Rock Chick Revenge (Rock Chick, #5)

I stopped cleaving at the cucumber, tossed it into a bowl with the arugula I’d already nearly annihilated and had started on the onion when the phone rang.

I threw down the cleaver and picked up the phone.

“Yo,” I said.

“Yo, yourself,” Sissy said to me. “How’d it go with Luke?”

I could hear the anticipation in her voice. She thought he’d fall in love with me on sight and put a ring on my finger within the hour. She loved me and thought I was funny and cool, what could I say? It sucked to disappoint her.

“Not good, I didn’t ask him. I’m going it alone,” I tried to make it short and sweet.

Silence for a beat and then, “What do you mean, not good?”

“I mean, not good,” I decided maybe I shouldn’t tell her right now about how it actually went.

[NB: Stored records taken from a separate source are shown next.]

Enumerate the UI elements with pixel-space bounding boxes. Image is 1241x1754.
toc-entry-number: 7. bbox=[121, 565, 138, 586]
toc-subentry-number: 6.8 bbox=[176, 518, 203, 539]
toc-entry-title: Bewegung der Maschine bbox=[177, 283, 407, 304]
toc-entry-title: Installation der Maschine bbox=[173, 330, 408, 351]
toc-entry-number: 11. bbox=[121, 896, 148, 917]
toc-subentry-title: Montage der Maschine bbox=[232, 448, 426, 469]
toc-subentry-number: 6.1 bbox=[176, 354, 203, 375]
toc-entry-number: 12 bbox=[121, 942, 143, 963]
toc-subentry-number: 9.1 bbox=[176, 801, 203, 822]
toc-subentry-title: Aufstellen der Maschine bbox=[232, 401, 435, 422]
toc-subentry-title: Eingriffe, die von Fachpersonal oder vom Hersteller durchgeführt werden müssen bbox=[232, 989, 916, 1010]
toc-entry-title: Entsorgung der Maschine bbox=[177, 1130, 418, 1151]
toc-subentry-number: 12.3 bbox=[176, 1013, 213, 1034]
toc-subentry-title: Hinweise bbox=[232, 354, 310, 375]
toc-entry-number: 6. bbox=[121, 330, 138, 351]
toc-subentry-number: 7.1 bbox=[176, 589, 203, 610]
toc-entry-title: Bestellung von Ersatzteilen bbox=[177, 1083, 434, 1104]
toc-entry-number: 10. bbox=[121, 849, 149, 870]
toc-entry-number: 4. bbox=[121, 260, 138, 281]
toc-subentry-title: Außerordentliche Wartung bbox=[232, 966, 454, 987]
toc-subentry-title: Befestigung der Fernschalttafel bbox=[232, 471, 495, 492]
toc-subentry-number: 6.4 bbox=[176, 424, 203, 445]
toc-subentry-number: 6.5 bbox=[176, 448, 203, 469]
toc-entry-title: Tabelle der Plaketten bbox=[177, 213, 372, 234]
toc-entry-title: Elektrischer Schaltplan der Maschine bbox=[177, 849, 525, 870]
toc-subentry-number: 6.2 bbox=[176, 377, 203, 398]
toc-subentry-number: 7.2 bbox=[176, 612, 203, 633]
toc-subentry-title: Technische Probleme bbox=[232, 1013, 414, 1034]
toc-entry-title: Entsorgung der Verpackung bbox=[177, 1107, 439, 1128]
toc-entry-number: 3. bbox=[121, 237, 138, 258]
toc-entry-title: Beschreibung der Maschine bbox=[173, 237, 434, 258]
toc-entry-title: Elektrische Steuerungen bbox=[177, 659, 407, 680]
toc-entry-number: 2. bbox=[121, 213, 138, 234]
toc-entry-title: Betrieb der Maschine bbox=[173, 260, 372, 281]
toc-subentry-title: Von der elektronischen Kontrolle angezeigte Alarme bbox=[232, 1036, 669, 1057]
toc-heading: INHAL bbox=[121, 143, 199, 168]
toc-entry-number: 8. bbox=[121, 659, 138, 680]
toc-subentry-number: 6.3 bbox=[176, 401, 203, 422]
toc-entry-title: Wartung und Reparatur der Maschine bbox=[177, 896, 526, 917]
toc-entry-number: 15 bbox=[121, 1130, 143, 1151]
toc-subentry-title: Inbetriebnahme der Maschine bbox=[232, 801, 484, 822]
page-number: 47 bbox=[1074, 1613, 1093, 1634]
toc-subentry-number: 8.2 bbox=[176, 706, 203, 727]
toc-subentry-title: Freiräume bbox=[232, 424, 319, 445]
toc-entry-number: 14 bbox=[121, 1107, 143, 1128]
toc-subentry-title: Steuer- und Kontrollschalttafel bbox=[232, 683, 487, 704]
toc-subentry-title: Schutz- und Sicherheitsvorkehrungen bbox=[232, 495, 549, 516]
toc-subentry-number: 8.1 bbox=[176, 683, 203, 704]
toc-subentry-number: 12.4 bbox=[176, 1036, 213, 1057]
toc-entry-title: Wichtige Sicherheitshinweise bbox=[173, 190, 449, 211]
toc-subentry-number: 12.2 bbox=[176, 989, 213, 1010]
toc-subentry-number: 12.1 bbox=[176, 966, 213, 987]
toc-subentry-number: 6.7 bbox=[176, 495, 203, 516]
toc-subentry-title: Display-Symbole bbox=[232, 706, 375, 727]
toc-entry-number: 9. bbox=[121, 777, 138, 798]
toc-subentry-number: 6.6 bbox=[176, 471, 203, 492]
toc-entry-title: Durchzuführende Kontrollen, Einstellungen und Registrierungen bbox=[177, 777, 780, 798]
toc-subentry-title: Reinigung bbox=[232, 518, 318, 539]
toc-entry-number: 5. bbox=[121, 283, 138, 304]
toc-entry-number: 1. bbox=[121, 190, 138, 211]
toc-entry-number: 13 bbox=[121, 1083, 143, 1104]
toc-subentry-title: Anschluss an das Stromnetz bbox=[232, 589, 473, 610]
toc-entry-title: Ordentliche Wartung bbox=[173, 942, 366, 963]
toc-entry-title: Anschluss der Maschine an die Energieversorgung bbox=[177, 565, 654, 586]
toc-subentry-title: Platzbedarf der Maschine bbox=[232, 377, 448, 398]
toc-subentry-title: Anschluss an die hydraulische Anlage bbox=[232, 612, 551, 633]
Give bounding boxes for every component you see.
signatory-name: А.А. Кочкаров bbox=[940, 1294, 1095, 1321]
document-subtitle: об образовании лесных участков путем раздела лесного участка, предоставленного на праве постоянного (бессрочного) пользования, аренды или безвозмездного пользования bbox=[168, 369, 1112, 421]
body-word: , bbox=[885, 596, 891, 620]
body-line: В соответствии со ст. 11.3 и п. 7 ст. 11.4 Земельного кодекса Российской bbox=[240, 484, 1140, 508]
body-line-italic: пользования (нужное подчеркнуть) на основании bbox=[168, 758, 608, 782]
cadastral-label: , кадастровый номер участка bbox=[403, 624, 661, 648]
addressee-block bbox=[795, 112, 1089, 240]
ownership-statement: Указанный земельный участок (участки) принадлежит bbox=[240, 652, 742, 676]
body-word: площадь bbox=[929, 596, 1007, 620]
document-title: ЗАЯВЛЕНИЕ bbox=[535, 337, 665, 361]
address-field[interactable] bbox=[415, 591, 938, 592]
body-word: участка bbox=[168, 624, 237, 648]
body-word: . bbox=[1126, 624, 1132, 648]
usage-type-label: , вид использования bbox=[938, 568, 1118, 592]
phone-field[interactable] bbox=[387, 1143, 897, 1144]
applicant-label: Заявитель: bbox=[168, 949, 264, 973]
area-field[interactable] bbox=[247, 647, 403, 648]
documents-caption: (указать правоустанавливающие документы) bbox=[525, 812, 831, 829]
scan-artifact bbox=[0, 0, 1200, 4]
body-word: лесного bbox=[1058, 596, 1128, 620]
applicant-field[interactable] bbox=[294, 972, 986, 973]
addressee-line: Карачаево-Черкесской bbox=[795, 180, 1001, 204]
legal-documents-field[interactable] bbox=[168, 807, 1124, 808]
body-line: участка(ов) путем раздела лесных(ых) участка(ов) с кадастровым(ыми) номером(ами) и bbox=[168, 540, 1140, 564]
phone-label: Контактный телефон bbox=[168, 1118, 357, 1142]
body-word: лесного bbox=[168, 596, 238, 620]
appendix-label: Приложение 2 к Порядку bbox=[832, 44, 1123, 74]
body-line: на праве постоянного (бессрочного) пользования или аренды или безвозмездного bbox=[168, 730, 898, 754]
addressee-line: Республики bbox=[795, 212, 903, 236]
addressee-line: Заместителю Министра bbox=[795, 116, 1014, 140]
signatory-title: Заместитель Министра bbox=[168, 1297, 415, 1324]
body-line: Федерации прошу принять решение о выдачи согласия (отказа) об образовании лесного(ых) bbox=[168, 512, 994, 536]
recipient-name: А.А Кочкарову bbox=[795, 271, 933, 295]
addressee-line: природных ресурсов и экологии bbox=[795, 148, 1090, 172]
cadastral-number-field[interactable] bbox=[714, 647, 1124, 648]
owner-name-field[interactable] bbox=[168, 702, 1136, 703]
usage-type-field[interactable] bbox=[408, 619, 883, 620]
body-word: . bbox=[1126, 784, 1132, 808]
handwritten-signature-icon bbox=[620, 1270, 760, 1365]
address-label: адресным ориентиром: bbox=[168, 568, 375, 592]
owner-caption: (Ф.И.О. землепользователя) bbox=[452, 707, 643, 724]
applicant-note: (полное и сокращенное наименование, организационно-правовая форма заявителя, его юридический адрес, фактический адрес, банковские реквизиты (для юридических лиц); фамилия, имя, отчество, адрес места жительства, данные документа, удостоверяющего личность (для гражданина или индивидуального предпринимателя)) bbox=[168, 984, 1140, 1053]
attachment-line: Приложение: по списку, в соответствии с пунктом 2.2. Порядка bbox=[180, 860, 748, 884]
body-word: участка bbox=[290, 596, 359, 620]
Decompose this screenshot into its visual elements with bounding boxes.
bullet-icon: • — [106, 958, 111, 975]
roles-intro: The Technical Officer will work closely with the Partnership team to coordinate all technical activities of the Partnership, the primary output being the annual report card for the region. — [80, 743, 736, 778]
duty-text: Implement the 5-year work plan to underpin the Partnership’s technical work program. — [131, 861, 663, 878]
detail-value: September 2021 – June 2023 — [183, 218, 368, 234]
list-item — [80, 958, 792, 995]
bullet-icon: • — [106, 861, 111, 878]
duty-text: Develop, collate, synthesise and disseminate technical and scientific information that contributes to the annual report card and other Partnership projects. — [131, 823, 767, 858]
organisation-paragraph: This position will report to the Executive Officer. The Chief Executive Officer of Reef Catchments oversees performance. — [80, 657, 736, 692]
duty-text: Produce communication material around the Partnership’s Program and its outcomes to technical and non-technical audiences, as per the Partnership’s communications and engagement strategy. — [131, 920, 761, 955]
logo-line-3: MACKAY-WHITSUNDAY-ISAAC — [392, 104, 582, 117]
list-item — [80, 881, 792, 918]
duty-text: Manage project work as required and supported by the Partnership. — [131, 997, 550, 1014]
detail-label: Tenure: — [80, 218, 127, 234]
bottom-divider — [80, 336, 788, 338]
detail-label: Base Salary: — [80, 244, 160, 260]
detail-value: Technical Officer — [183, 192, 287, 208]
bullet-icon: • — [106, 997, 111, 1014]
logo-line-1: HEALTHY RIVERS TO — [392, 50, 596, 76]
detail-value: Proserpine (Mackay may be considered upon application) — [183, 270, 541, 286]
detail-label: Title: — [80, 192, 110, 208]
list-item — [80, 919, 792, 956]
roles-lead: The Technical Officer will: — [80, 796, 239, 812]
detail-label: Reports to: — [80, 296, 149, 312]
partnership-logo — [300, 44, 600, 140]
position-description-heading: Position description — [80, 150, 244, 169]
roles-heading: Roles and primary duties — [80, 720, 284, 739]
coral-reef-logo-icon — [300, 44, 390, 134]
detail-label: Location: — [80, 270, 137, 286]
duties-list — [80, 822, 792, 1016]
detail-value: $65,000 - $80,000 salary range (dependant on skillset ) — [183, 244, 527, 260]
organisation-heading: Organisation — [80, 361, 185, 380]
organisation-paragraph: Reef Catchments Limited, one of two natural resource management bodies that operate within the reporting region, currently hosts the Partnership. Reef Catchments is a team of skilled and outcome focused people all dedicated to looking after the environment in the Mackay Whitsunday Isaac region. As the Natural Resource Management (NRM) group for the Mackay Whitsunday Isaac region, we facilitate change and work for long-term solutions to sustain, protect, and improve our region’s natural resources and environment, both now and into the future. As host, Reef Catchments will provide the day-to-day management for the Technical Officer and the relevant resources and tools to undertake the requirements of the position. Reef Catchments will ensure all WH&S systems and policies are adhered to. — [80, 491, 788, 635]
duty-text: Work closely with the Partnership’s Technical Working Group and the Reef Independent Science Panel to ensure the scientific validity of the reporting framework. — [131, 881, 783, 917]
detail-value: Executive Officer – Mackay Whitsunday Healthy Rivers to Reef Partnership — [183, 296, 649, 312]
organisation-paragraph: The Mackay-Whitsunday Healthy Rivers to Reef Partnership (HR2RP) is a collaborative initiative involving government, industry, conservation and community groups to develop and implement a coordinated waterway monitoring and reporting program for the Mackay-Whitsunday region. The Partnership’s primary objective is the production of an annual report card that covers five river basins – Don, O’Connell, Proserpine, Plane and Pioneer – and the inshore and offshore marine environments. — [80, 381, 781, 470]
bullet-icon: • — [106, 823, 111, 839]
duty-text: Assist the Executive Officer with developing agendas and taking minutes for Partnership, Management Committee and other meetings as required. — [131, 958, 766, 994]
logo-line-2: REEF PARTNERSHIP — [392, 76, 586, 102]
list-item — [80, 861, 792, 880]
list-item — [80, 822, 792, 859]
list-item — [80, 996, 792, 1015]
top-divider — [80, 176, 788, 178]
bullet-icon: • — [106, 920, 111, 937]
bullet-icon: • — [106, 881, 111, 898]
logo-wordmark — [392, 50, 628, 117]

She had enough on her plate and anyway, I wasn’t ready to relive it. “I think he’s kinda pissed that I didn’t return his calls after his father’s funeral.”

“You should have called him,” Sissy told me and she’d told me this before, like, five dozen times.

“Too late now. Anyway, we go ahead with the plan as it was, just without Luke. I’ll go to your house tonight.”

Sissy hesitated. “I’d be a lot more comfortable if you had Luke with you.”

“That isn’t gonna happen.”

“Okay, then maybe you can call Riley. I think he has a bit of a crush on you, now that you’re hot. Maybe he’ll go with you.”

The idea of Riley, who’d done a body fat test on me seventy-five pounds ago (and one just three weeks ago and about seventeen in between), having a crush on me made me burst out laughing.

“Riley does not have a crush on me,” I said when I quit laughing.

“Riley thinks you’re fine,” Sissy returned.

“Riley has a girlfriend with bleached teeth and a perma-tan,” I told her.

“He broke up with her ages ago. Anyway, you make Riley laugh, even when he’s holding your feet and you’re doing ab curls.”

“There’s nothing to laugh about when you’re doing ab curls.”

This was true, I hated ab curls. I hated exercise and I wasn’t that hot on cucumber, arugula, onion and Bulgar wheat tabouleh. I’d rather have a huge burrito with spiced meat, cheese, sour cream and guacamole and a humungous chocolate chip cookie but I hadn’t worked my ass off (literally) to go back now.

“Tell me about Luke,” Sissy changed the subject, knowing, after twenty-two years of being my best friend that I was holding out on her.

“Later.”

“Now.”

“Later, Sissy. It…” I stopped, then started again, “wasn’t good.”

“Was it bad?”

“No, it was just… weird.” Weird really wasn’t the word for it but I was going to go with that for now.

“Well,” she said, giving in and her voice had gone soft. “Then don’t worry about Dom. I’ll come home in a few days, we’ll do it together.”

“No!” I said, kind of loud. I didn’t want her to come back. I didn’t want Dom to talk her into taking him back. I wanted her clear of him. I wanted Sissy to come back to herself and for Dom to be out of her life, forever. “I’ll take care of it,” I finished.

“I don’t…”

“Sissy, I’ll take care of it.”

“I don’t like it. Dom’s not really a guy you mess with.”

“I won’t get caught.”

“Crap,” Sissy muttered, her second thoughts clear in her voice.

“I’ll be all right. I’ll go tonight, search the house. It’s his poker night, right?”

“Yeah,” I could tell she still didn’t like it. “Call me when you get home.”

“Okay.”

“Later, honey.”

“Later.”

I hung up, tossed the draining Bulgar wheat in with the other junk, chopped the onions, cried a little bit, threw them in too, mixed it up with a dash of olive oil, lemon juice and salt and pepper. I got out a fork, took a huge bite and said, mouth full, “Blech.”

It wasn’t bad, but it wasn’t a burrito and a chocolate chip cookie either.

You know, you really should listen to Sissy, Good Ava said to me.

I think some breaking and entering will be fun! Bad Ava put in.

Shit.

*

I was about to head out for my evening’s festivities when the phone rang.

I’d put on dark jeans; a black stretchy, fitted, long-sleeved t-shirt; black flip-flops; and, of course, my silver. I should probably have left my silver out of the equation since it was glittery and would catch the light but I didn’t go anywhere without my silver. And anyway, I’d been to Dom and Sissy’s a gazillion times, all their neighbors knew me and wouldn’t blink an eye that I was there. Furthermore, I had a key (well, not really, but I knew where they hid the spare).I didn’t answer the phone. Night had fallen, it was getting late and Sissy told me that Dom’s return from the poker game was up in the air. If he was doing well, he stayed out late, if he was losing, he cut it short, came home and likely took his bad luck out on Sissy by saying shit to her that made her feel like dirt.